A fine partita perfino qualche macchina passa con la bandiera azzurra in città, sembra voler festeggiare ad onta di come è finita, troppo forte l’amore dei napoletani per questa squadra, troppo forte la voglia di riscatto che gli azzurri incarnano in quel preciso momento storico dove tutto sembra andare storto, dove la nostra città sembra una delle ultime al mondo. Ma non lo è e non lo sarà mai. In Galleria Umberto, intanto, luogo dell’incontro dei tifosi, ci si raduna per discutere dell’amaro risultato finale. È qui, tra l’altro, che nasce una leggenda, quella di Altafini “Core ‘ngrato”. La scritta troneggia su un bozzetto che campeggia proprio in Galleria, chissà se quel tifoso si rese conto di aver dato il marchio di fabbrica ad uno dei soprannomi più diffusi nel mondo del calcio. È una scritta che testimonia l’amarezza dei napoletani più per chi ha fatto da giustiziere al Napoli che per la sconfitta stessa. Al tifoso che scrisse quella storica frase l’accostamento deve essere venuto spontaneo. Purtroppo fu proprio Altafini, un giocatore al quale i napoletani avevano dato tutto, lo avevano voluto bene, a rovinare un campionato. Ancora una volta il “padrone-Agnelli” sembra aver sconfitto gli “operai-napoletani”, quelli saliti a Torino con ogni mezzo e quelli che da sempre lavorano alla Fiat. Ma si è perso solo una battaglia, non la guerra.

Quando a sera il Napoli rientra all’aeroporto di Capodichino la città va ad accogliere la squadra da trionfatrice, è quello che tutti dovremmo fare domenica mattina con la squadra di Sarri in qualunque modo vada la sfida con la Juventus. Esce per primo La Palma. volto tirato, espressione contrariata, poi Canè, Clerici, Pogliana, Massa, si levano applausi e consensi per la splendida gara disputata. Gli altri, tra cui Favaro, Carmignani, Juliano con la figlioletta in braccio, lasciano l’aereo e raggiungono il varco in fretta. Quante speranze, quante illusioni sembrano morire con questa sconfitta, il riscatto di una città legato come non mai ad una partita di pallone. Continuano gli applausi, gli incitamenti, le grida di evviva. Più di uno si scaglia contro Altafini, in tanti gridano che il “coniglio” non deve più mettere piede a Napoli. Poi tutto si placa, il pullman con i giocatori lascia l’aeroporto, nell’aria c’è umidità, qualcuno insegue il pullman per un ultimo applauso, un ultimo evviva, un ultimo incitamento. Come quando si accompagna la propria ragazza al treno e non vorresti mai vederla svanire all’orizzonte.
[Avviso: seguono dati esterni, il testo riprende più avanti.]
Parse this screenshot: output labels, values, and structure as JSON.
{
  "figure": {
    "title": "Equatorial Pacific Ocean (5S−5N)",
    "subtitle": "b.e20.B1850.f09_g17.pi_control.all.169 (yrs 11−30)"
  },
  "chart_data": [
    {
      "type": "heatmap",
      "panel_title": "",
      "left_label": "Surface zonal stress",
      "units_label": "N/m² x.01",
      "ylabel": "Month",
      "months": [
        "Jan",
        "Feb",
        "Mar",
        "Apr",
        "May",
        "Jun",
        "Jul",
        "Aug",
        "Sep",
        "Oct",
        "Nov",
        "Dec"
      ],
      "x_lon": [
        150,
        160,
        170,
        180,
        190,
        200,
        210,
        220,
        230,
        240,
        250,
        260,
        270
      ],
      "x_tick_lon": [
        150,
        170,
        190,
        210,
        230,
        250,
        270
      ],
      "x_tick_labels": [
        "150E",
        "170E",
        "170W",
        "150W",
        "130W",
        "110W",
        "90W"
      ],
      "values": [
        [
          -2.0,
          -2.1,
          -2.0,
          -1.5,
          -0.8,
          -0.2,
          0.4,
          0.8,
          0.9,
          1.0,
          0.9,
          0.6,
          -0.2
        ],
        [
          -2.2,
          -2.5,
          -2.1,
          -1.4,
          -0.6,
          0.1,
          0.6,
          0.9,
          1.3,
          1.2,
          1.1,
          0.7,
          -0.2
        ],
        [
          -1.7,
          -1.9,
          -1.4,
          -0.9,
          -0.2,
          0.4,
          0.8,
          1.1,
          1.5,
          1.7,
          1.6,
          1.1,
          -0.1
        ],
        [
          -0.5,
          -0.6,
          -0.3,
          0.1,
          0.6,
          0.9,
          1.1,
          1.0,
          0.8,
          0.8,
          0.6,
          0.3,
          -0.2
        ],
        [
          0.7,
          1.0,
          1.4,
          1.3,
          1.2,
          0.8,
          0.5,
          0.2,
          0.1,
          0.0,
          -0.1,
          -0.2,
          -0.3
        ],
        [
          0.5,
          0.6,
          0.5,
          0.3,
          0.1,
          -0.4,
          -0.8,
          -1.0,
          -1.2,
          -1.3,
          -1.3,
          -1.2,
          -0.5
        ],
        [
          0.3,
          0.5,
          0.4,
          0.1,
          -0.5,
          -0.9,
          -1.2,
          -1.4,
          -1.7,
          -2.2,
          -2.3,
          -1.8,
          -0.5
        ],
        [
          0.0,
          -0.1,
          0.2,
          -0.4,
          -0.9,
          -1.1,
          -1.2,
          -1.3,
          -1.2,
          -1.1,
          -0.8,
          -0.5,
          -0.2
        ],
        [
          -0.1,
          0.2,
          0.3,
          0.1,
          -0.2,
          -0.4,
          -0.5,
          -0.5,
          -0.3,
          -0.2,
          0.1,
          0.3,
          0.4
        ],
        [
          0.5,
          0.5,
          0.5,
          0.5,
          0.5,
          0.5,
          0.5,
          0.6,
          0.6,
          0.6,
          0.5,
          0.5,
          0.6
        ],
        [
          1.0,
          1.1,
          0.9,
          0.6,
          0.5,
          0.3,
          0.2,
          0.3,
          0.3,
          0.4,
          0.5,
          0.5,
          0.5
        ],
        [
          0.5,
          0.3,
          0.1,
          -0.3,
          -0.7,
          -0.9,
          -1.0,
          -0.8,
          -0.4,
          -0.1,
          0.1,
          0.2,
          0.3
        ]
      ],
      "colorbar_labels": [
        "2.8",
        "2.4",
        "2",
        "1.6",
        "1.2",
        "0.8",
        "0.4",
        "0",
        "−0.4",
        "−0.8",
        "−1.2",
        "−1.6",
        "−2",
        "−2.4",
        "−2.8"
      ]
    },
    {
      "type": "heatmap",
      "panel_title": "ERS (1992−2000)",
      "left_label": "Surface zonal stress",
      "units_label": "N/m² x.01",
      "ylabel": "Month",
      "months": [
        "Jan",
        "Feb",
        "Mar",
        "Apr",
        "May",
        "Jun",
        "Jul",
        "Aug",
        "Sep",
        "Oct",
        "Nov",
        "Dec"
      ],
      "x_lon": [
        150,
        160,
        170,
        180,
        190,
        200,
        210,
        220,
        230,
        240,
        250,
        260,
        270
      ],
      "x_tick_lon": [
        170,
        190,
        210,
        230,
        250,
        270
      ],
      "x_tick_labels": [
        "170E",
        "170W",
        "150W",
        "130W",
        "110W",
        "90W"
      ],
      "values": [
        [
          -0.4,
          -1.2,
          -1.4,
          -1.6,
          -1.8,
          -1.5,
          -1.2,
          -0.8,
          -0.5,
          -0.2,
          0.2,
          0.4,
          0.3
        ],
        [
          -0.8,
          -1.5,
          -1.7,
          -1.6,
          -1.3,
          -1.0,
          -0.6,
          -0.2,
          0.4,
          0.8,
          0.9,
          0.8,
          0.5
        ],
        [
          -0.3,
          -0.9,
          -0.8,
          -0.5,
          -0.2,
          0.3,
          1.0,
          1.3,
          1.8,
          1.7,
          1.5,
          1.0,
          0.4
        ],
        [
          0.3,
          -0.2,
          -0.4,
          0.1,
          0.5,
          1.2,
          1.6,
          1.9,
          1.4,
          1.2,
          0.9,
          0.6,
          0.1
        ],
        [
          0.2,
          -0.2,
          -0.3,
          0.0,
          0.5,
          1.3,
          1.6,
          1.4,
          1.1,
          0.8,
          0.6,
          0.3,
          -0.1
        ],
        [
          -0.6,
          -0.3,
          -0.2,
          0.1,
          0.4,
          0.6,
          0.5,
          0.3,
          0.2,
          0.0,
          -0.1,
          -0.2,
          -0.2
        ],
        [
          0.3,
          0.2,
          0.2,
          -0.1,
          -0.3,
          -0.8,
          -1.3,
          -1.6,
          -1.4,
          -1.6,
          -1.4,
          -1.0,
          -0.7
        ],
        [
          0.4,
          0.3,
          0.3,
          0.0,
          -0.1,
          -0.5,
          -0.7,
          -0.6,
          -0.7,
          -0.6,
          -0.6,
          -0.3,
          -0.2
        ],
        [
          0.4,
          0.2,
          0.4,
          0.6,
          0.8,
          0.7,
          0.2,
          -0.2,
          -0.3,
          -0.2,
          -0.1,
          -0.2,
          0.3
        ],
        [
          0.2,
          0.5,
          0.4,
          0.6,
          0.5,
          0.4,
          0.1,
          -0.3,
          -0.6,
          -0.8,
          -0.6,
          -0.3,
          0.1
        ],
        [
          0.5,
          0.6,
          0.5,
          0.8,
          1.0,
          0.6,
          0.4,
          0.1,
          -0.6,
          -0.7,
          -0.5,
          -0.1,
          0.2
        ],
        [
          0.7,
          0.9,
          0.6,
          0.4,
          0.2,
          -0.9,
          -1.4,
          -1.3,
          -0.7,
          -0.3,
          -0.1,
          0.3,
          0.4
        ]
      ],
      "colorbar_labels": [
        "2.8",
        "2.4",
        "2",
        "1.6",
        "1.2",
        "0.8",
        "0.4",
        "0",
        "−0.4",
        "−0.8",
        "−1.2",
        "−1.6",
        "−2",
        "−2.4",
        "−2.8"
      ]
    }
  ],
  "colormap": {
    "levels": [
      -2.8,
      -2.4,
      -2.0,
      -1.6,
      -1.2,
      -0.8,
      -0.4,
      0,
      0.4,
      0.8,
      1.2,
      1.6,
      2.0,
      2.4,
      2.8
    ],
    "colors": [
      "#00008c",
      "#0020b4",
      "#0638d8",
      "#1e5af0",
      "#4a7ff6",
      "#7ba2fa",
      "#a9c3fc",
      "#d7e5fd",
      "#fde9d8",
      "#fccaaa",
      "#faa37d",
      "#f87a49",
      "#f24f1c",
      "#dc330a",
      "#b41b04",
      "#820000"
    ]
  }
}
E corrono, corrono i tifosi con il fiato in gola e la voglia di dimenticare le miserie della vita quotidiana. Il proprio mondo in un pallone. Ancora un codazzo di auto strombazzanti dietro al bus, il piccolo corteo imbocca la discesa della Doganella, è notte fonda. Le solite ragazze coi falò accesi, le solite buche, il solito traffico, la solita scarsa illuminazione. È la fine di un sogno di primavera. Domani è un altro, solito, giorno. Per continuare a combattere.